As for Ghost Wars, it is a first-rate history.  It's a frustrating read, obviously, knowing how it ends. As far as the US government's role in dealing with al Qaeda pre-9/11, it's a litany of human error, bureaucratic intransigence and infighting, risk aversion and missed opportunities, all the way through both the Clinton and early Bush administrations.  We were stymied, too, by how to manage Pakistan. Pakistan played with fire -- and maybe they still do -- effectively creating the Taliban and encouraging Afghanistan's foreign jihadi camps with an eye to sending the graduates to spread mayhem in Kashmir.  What could possibly go wrong?  What indeed?  It was the same game the CIA played in unleashing the mujahedin against the Soviets.  The blowback, when it came, well...

As I read it, I was reminded of a paradox inherent in the sci-fi notion of going back in time and killing Hitler:  if you did that? If you were able to go back and kill Hitler in 1930?  Nobody would ever know why. He was a nobody! Why did you go and do that? Decades later, nobody would know why Hitler needed killing, so how would you ever even have the idea to do so in the first place?

My point is, the same sort of applied to bin Laden.
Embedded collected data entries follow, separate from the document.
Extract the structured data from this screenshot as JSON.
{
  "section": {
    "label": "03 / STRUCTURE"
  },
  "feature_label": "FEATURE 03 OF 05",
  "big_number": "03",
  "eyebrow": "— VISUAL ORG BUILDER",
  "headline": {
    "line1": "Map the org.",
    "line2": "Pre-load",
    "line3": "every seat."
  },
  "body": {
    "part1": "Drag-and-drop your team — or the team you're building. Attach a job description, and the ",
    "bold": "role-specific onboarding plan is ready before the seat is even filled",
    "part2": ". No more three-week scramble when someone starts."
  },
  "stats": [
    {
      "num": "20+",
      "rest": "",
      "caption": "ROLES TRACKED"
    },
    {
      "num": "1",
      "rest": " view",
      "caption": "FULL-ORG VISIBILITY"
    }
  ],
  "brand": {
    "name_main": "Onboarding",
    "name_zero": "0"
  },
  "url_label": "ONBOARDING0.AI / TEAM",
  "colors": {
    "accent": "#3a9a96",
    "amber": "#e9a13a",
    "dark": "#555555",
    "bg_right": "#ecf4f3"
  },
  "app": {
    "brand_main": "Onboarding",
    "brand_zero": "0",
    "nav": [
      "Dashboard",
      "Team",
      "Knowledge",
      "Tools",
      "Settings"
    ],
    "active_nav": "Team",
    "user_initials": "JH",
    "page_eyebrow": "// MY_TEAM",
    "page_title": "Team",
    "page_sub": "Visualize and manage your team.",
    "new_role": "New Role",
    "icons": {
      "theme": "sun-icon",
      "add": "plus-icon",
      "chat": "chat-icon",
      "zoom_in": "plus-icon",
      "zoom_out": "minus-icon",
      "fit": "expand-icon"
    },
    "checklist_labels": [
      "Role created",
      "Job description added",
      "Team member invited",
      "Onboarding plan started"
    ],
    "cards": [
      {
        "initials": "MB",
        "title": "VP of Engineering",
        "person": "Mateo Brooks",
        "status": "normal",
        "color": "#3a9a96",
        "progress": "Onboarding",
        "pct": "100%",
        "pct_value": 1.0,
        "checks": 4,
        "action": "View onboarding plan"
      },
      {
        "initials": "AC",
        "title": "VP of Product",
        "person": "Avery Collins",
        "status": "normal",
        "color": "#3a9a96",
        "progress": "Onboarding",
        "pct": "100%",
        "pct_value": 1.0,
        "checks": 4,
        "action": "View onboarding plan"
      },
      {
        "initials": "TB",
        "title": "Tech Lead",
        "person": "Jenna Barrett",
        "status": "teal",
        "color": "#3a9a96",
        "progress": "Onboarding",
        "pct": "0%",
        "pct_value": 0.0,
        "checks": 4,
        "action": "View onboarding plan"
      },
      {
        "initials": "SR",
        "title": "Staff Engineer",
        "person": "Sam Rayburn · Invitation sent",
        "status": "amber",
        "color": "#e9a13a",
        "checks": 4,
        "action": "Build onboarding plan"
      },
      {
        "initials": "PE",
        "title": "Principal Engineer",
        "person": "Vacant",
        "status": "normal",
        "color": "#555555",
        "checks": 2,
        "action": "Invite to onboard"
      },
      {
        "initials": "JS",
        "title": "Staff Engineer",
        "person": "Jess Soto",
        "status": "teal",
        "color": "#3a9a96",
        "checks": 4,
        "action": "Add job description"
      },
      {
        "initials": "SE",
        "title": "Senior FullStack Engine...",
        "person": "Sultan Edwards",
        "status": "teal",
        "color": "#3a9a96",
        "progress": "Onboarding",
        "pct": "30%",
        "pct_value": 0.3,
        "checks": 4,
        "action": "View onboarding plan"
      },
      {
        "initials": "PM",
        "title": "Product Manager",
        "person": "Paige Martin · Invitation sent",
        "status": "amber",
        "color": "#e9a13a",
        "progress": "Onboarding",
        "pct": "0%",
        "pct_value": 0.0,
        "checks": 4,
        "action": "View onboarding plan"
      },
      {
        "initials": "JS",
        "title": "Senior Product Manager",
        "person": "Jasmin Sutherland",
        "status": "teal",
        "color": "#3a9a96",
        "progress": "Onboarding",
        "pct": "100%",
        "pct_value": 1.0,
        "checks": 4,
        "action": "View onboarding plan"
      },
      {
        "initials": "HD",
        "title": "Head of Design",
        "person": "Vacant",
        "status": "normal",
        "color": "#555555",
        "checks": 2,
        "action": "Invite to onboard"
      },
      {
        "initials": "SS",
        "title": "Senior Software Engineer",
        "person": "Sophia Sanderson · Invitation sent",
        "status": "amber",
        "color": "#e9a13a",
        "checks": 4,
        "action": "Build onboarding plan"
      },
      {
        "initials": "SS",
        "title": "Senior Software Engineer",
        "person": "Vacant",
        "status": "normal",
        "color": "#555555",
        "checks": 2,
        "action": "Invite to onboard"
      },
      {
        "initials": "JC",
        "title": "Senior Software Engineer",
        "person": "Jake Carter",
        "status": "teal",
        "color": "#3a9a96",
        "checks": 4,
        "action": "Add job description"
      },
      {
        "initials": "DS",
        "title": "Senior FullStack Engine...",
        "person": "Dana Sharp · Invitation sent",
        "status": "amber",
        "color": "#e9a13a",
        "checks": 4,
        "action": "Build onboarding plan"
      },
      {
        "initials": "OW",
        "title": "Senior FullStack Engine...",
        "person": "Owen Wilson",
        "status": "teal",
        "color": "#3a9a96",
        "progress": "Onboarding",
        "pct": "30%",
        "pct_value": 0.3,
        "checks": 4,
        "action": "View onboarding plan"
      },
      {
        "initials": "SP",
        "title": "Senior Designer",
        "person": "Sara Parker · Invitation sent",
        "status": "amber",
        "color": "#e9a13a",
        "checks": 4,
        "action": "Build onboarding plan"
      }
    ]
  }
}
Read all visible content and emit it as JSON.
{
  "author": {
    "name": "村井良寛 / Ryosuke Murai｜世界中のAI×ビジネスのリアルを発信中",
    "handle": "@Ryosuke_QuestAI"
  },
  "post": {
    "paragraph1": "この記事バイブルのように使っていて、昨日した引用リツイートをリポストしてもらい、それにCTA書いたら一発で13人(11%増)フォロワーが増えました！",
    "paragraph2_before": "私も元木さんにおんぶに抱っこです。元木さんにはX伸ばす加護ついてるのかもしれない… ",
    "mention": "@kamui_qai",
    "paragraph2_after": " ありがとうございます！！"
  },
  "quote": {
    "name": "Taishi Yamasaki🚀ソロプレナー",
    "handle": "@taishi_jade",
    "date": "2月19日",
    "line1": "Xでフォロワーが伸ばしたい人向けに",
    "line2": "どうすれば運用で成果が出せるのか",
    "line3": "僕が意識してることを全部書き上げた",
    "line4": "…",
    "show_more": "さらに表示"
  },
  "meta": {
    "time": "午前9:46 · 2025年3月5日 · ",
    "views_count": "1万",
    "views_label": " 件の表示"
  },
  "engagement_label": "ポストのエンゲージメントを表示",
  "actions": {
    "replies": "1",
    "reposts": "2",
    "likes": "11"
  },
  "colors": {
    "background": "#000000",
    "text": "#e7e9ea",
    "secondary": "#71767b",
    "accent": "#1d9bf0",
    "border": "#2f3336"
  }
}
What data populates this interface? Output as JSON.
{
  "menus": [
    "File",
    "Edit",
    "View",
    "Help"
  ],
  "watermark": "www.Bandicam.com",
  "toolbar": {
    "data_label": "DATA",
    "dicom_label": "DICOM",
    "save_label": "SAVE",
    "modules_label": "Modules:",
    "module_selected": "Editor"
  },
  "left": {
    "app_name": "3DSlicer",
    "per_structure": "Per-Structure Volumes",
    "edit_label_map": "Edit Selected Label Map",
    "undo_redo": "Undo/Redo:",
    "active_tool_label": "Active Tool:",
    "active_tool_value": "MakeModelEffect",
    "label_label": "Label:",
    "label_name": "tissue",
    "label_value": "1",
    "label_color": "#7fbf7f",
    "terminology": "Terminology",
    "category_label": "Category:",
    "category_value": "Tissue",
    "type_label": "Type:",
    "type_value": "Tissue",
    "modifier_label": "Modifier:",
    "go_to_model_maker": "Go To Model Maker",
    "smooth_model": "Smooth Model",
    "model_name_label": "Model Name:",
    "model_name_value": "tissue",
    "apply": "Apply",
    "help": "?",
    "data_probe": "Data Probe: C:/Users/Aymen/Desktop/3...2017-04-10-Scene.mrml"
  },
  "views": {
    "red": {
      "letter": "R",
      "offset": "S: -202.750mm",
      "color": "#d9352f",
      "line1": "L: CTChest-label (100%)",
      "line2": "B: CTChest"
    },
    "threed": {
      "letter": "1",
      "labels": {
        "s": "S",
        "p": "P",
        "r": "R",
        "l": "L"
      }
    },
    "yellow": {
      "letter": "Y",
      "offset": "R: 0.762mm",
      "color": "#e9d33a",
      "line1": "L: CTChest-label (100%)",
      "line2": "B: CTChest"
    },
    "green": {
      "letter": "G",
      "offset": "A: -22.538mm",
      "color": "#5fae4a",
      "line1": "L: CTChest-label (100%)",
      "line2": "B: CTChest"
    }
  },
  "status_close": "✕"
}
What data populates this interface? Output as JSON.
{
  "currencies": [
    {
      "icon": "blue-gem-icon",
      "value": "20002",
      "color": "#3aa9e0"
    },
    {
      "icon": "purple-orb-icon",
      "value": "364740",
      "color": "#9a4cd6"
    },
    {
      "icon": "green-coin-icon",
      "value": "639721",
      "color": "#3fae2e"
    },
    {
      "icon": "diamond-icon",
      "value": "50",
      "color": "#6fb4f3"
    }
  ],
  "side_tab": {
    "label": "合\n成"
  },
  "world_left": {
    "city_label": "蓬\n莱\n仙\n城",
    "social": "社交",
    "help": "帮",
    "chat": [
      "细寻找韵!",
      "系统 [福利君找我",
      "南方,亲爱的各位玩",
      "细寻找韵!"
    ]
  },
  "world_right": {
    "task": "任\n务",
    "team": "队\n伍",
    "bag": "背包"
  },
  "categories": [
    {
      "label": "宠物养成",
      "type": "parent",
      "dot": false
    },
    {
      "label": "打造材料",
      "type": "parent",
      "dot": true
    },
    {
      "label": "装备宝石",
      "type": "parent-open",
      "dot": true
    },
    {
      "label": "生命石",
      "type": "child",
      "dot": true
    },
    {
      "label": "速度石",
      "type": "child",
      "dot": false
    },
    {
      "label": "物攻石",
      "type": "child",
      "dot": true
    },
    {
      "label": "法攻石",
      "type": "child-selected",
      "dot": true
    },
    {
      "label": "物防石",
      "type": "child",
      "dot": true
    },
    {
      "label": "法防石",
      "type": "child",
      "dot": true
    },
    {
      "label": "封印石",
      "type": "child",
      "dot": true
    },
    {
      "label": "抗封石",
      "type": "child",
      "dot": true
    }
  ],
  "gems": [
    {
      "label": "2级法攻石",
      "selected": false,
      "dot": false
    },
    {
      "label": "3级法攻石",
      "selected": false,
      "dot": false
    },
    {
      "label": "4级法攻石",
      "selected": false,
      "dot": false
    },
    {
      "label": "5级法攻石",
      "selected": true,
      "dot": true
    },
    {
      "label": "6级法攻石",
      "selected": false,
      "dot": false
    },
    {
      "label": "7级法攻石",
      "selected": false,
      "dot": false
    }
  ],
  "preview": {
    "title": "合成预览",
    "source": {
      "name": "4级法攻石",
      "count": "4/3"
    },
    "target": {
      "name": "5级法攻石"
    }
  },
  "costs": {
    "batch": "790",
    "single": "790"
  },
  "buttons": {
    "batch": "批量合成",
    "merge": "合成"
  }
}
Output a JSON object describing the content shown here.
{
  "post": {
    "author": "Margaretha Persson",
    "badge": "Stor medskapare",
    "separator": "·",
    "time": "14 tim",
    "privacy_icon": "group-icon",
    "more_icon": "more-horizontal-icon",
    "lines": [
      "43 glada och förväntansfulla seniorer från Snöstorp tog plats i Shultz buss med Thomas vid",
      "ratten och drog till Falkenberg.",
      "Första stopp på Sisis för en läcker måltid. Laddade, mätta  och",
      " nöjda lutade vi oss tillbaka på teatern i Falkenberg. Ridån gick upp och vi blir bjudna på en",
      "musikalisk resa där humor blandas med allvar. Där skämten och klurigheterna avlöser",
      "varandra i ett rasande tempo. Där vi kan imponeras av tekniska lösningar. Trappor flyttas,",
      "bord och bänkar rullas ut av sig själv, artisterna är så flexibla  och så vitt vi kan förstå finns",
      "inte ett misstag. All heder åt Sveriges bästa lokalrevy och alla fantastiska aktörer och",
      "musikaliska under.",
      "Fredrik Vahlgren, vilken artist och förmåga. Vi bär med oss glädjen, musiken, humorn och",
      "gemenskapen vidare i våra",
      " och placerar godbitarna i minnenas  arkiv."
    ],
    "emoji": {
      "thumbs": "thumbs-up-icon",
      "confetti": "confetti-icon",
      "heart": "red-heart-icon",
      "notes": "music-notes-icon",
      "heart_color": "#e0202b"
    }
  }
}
This analogy to an alternative history is even touched on briefly in Ghost Wars:
[Counter-terrorism "czar" Richard] Clarke compared his crusade to Winston Churchill's lonely, isolated campaign during the 1930s to call attention to rising Nazi power before it was too late.  If Churchill had prevailed when he first called for action, Clarke said, he would have gone down in history "as a hawk, as someone who exaggerated the threat, who saber-rattled and did needless things." Increasingly, this was the charge Clarke himself faced. (p. 390 of paperback edition)
Up to September 10, 2001, bin Laden was known as a dangerous terrorist, but how dangerous?  Until we saw his evil vision fully realized, it was very difficult to muster the political will to take any truly audacious action to capture or kill him.  Clinton was weakened by impeachment, a doubly lame duck.  Bush was just finding his feet.  Maybe history just had to take the course it took. Bummer of a thought.

3 comments:

  1. Have you read The Looming Tower by Lawrence Wright? Highly recommended. I *haven't read* Ghost Wars, but your summary suggests that Wright offers a slightly different narrative about OBL and Afghanistan.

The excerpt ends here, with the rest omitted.